26 Aralık 2011 Pazartesi

2011 çık hayatımdan

2011 senden nefret ettim. Annemle evimde girdim 2011 e, hem annemi hem evimi kaybettim.

Herşey hergün daha da karmaşık bir hal alıyor. Güçlü durmaya çalışıyorum ama sanırım güçlü değilim. Kendimi aciz hissediyorum. Babam olacak dallama yeni bir karı buldu bile. Kadın çoook iyimiş bizi bağrına basacakmış. Onun bağrını deşesim geldi. Annem o herife ömrünü verdi bir gün ona böyle demedi de elin iki günlük karısına böyle dedi. Hastanelerde ona bir tek annem bakmıştı, para dedi hiç ikiletmedi. Kadın çalıştı o yedi. Haram olsun haram. Annemi hep köpekledi hep ona hakaret etti. Annemi gözünde yaşlarla hatırlıyorum. Kahroluyorum... Yalnız yeni karısının bir isteği varmış annemden kalan evi istiyormuş.... Ne iyi insanlar var şu dünyada..... Ev annemin üstüne aslında devletin zorunlu kıldığı verasetle bizim paylarımız var ama adam vermem diyor. Tehditler savuruyor. Avukat tutsak bu bizim yolumuzu keser saldırır... Cesaretimiz yok... Taşınıyoruz mecbur.

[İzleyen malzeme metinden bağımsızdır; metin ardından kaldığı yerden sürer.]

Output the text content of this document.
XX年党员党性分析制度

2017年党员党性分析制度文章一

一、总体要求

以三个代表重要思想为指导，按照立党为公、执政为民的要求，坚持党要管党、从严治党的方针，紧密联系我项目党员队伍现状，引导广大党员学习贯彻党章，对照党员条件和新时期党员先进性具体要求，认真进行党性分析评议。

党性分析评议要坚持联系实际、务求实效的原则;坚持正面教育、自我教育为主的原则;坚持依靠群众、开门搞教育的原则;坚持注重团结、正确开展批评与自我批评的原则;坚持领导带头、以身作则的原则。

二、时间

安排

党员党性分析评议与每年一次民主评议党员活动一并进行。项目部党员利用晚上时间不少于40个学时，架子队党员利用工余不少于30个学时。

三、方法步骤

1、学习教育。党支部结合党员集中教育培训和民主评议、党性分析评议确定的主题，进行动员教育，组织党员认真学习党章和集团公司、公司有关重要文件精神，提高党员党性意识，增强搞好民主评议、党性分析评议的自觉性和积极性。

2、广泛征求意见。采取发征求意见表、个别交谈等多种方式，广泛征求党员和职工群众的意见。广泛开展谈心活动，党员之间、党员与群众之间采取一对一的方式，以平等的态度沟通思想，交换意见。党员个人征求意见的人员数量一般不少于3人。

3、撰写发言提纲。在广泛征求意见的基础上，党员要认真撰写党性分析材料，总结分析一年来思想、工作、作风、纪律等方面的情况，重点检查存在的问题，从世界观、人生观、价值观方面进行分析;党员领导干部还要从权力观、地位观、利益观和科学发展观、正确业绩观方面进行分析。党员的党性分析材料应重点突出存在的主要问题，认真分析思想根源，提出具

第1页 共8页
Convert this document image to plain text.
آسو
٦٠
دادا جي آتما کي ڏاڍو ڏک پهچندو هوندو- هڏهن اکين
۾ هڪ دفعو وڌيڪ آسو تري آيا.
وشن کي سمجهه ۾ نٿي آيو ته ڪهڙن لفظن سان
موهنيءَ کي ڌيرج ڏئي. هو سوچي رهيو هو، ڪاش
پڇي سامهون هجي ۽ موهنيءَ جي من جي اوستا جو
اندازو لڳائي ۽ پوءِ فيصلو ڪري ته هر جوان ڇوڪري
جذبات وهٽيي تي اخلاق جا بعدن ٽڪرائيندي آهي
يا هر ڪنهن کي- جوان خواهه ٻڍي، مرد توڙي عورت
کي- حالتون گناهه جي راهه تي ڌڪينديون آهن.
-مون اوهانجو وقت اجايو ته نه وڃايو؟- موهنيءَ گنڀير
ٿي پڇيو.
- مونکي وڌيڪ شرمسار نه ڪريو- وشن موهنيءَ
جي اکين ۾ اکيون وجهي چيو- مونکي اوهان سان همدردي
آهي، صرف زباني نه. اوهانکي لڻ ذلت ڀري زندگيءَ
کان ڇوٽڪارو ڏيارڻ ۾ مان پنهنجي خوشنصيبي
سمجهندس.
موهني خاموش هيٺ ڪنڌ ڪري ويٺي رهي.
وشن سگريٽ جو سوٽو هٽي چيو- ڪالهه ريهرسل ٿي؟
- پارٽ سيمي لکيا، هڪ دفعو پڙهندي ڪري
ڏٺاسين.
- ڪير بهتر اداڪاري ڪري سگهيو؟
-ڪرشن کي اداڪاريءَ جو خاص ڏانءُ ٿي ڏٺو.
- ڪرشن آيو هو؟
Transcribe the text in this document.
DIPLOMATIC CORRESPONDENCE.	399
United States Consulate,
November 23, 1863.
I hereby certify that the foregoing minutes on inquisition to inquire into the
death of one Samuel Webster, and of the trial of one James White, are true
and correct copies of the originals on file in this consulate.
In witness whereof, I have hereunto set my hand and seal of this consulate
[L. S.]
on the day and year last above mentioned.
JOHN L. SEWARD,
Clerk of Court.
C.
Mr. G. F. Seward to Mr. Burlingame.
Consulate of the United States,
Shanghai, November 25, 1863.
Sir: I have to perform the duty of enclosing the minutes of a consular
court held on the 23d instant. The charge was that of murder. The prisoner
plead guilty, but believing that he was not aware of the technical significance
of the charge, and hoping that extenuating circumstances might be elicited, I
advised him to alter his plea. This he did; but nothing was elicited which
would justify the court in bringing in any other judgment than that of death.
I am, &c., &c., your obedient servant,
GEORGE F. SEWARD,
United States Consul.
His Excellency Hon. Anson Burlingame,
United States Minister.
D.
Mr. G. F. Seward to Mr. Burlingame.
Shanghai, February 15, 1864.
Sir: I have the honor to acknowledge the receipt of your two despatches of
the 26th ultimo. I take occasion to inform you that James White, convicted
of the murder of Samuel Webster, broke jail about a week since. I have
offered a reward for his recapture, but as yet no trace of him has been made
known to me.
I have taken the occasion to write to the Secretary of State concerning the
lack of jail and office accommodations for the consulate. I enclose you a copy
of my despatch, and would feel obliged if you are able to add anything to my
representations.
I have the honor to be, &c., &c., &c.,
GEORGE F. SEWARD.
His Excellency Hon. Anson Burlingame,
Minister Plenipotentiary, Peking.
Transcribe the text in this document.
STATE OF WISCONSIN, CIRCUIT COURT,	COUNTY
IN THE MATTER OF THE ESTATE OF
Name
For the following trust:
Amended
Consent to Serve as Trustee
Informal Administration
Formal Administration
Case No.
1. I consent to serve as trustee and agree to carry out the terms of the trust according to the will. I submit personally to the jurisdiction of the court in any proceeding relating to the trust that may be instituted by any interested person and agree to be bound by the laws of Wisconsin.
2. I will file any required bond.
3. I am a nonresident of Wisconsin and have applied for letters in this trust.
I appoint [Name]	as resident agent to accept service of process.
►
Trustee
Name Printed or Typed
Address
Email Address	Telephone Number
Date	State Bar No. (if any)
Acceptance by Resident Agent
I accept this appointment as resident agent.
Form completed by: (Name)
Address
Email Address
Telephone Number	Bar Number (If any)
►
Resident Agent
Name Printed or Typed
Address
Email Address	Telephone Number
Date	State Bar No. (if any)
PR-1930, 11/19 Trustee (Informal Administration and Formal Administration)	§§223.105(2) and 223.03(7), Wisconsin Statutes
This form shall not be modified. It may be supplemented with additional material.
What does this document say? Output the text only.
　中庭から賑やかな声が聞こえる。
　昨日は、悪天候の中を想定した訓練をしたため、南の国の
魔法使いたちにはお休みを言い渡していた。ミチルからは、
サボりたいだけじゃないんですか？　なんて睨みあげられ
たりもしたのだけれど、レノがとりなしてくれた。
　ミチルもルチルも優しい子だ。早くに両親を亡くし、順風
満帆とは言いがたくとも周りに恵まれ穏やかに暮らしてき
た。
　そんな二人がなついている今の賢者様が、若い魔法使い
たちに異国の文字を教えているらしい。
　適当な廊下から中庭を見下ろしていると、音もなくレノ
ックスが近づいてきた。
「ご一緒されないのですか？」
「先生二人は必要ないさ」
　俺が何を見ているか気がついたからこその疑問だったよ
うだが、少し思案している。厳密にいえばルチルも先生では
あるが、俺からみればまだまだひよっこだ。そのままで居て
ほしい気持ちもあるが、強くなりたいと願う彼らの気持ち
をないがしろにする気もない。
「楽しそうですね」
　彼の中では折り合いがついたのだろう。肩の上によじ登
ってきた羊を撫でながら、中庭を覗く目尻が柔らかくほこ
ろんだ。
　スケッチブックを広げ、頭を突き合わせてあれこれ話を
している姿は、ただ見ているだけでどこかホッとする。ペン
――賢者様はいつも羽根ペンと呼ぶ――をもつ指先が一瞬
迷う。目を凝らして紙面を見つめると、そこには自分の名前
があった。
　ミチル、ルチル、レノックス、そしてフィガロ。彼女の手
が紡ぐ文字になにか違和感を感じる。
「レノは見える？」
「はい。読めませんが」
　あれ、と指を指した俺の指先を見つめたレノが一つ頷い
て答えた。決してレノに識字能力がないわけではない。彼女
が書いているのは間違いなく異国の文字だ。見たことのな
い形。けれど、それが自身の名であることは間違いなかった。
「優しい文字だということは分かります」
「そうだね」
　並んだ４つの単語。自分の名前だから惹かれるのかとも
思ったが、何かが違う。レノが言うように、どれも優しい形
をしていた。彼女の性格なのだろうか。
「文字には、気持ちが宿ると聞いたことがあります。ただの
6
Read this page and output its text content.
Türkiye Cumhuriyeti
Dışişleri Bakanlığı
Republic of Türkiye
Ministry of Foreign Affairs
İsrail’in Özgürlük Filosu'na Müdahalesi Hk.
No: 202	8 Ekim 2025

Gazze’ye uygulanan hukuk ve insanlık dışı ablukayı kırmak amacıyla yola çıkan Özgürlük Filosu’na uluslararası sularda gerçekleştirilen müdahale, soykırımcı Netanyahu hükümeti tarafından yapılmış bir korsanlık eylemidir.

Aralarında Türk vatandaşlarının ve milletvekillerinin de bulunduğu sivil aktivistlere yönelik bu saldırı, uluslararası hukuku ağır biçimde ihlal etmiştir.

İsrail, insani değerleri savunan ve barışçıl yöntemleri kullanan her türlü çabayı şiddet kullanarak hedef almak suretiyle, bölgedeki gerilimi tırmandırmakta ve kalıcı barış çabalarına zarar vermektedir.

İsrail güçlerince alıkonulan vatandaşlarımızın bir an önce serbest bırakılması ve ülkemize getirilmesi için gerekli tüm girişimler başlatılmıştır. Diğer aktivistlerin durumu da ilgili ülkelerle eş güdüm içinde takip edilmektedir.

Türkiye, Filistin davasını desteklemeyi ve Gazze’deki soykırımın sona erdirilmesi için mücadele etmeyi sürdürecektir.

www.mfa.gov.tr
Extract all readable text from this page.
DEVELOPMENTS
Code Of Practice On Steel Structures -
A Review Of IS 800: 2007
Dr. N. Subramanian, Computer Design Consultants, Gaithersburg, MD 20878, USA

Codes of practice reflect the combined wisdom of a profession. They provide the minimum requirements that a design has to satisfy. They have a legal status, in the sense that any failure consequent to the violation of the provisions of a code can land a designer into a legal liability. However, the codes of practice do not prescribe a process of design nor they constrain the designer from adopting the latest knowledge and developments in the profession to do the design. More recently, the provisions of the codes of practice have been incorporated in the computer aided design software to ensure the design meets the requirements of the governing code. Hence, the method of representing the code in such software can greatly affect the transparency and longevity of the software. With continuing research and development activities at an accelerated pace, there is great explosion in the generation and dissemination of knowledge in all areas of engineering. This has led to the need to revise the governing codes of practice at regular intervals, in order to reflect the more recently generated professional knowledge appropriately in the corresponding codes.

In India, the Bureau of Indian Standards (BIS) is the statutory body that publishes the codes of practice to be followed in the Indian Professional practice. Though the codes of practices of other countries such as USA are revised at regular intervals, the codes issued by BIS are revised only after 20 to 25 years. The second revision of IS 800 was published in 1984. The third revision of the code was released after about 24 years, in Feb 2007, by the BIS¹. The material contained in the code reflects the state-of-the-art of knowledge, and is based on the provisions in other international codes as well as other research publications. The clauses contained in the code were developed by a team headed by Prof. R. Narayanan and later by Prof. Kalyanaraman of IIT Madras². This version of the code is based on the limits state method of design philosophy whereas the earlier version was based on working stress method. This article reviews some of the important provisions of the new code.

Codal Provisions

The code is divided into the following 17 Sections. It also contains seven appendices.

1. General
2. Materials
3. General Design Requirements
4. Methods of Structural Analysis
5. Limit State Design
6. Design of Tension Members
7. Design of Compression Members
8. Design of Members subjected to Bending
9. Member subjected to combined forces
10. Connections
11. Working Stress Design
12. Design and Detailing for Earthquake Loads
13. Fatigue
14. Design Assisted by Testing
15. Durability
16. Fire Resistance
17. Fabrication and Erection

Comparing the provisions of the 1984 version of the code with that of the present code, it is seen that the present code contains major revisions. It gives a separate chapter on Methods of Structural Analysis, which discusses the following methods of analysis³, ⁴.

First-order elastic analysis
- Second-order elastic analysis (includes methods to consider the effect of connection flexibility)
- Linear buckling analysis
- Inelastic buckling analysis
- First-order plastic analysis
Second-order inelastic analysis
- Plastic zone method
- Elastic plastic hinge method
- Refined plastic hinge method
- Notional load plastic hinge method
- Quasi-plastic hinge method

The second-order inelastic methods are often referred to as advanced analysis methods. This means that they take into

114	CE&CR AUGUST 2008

Bu evden böyle mi çıkacaktık. Aklıma her şey gelirdi de bunu hiç ama hiç düşünemezdim. Herşey böyle sarpa sardı. Her gün daha da kötüye gidiyor hayat.

Öyle yani bombot bir durumdayım. Ölüm kurtuluş gibi gelmeye başladı valla. Belki Allah annemi bu çirkeflerden kurtardı, ama çok canını yakktı... O kadar paramparça olmasaydı keşke annem, bir kafasını çarpsaydıda ölseydi bu kadar olmasaydı.... Vardır bir bildiği diyoruz...

Paşaylada koptuk gibi bir şey. Bana kesin kararınla gel dedim. Yoksa bitirelim. Ne öyle diyor ne böyle. Sen değiş diyor. Bahane.... Ben değişemem dedim. Onun abuk sabuk yılışık arkadaşlarını pışpışlayamıyorumda.... Ona delleniyor. Şunca dert arasında birde onu hiiiç dert edemicem.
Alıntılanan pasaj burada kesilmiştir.